I learned some things about myself while I was snowbound.
Actually, I would think I know my character pretty well. As one who has taken many personality tests, the first being in 1975, I’m fairly self-aware.
I am bluish-gold (True Colors); my Myers Briggs acronym is ESFJ, though I can’t remember what that stands for; according to Trent and Smalley, I’m a golden retriever; my introvert/extrovert score is a near tie, as is my thinking/feeling; I’m a better helper/maintainer than I am a creator; my spiritual gifts are service and administration.
I gain energy from quiet exercises like reading, but also from super-extrovert activities like being on stage.
So when I woke up to an icy snow day a couple of weeks ago, that was fine. My workplace was closed, I could spend the day enjoying a quiet time.

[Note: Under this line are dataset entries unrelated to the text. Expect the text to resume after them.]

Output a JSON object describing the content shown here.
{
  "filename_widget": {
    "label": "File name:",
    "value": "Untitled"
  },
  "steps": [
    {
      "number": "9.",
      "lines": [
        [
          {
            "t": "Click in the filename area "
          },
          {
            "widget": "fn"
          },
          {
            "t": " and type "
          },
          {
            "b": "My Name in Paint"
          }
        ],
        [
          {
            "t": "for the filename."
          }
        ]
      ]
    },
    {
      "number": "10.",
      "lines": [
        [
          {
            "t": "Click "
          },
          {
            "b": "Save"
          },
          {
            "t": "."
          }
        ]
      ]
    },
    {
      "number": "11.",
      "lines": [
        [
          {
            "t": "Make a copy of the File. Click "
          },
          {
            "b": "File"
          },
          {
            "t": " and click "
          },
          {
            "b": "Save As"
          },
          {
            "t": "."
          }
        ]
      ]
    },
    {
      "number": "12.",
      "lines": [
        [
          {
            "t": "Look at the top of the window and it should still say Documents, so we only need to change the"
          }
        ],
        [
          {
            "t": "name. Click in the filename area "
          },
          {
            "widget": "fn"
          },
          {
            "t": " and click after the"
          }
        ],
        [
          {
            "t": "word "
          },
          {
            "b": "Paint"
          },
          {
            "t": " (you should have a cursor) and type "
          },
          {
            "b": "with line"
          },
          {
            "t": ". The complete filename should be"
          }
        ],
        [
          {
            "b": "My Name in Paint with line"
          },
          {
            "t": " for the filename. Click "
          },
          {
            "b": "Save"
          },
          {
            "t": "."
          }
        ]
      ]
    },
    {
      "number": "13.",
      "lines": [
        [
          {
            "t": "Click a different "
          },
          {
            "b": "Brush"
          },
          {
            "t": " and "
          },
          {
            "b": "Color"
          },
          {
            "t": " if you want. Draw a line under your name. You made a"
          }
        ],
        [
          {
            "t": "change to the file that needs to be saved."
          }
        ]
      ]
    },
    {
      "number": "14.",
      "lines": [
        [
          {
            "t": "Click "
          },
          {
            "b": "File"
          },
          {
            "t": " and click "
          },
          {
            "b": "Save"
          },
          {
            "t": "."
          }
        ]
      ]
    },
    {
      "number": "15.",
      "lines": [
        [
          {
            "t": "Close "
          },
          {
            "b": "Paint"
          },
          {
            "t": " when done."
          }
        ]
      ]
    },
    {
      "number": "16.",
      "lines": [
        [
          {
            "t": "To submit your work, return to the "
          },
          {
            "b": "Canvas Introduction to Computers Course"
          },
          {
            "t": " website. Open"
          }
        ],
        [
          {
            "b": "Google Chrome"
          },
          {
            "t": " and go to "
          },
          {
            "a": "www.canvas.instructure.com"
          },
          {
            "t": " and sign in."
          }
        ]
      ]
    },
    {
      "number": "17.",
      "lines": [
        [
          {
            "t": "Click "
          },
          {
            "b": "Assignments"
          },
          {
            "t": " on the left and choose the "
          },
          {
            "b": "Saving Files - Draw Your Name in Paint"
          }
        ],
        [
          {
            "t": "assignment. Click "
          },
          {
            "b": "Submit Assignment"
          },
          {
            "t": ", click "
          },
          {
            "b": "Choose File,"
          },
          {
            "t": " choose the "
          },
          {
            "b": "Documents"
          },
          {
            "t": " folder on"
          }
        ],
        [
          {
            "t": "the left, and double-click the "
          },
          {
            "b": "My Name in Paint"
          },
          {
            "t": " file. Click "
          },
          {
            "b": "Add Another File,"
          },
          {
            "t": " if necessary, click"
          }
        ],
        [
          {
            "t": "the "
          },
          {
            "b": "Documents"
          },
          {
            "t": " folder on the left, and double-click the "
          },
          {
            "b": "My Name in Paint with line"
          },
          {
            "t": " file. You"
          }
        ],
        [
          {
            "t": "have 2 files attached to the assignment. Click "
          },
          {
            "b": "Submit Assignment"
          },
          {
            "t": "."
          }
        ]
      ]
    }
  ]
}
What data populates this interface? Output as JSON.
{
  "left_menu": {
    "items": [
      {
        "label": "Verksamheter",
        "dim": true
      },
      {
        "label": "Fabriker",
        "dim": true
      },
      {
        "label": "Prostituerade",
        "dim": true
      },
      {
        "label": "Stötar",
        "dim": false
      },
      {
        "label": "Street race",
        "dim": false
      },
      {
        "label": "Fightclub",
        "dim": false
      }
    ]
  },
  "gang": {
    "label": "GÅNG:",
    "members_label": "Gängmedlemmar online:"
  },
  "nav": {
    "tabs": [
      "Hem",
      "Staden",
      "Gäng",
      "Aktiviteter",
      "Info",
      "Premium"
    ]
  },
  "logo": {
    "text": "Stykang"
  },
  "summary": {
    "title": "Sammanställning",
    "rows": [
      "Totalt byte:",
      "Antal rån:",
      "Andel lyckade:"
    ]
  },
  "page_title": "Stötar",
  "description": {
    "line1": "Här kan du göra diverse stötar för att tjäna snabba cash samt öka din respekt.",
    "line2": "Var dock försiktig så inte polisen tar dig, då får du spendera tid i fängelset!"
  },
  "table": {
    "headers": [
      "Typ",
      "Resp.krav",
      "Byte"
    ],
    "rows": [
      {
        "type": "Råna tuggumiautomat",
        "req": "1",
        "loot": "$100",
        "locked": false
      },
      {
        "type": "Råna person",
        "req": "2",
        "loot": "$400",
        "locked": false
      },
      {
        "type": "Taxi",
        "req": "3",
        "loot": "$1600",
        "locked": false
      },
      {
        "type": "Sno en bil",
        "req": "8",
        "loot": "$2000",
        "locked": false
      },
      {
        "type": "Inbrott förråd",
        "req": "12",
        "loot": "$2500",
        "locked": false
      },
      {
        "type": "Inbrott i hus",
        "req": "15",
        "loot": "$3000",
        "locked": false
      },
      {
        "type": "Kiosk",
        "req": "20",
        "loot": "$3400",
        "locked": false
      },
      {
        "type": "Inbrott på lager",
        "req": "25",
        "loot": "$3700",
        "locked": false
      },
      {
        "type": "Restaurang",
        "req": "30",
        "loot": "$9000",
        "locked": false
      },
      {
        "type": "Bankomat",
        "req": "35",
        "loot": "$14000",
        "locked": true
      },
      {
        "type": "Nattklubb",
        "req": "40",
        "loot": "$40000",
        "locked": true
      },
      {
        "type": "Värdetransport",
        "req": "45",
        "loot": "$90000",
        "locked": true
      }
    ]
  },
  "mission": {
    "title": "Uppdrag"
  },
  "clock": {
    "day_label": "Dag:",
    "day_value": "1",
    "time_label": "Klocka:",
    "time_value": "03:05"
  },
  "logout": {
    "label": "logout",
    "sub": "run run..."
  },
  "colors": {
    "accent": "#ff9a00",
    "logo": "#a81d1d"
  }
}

This was my first snow day since becoming an empty-nester and my house was really quiet. The first day was wonderful. So wonderful that by the second day I was ready to go back to work. However, my office was still closed.
The third day, snow/ice still on the ground, our work schedule resumed … for 3 days. Then another snow day and several days of inclement weather.
And what did I find out about myself? I couldn’t be a monk. All that solitude? No talking? Fasting!? Not for me.
It’s no fun being a people person when there are no people around.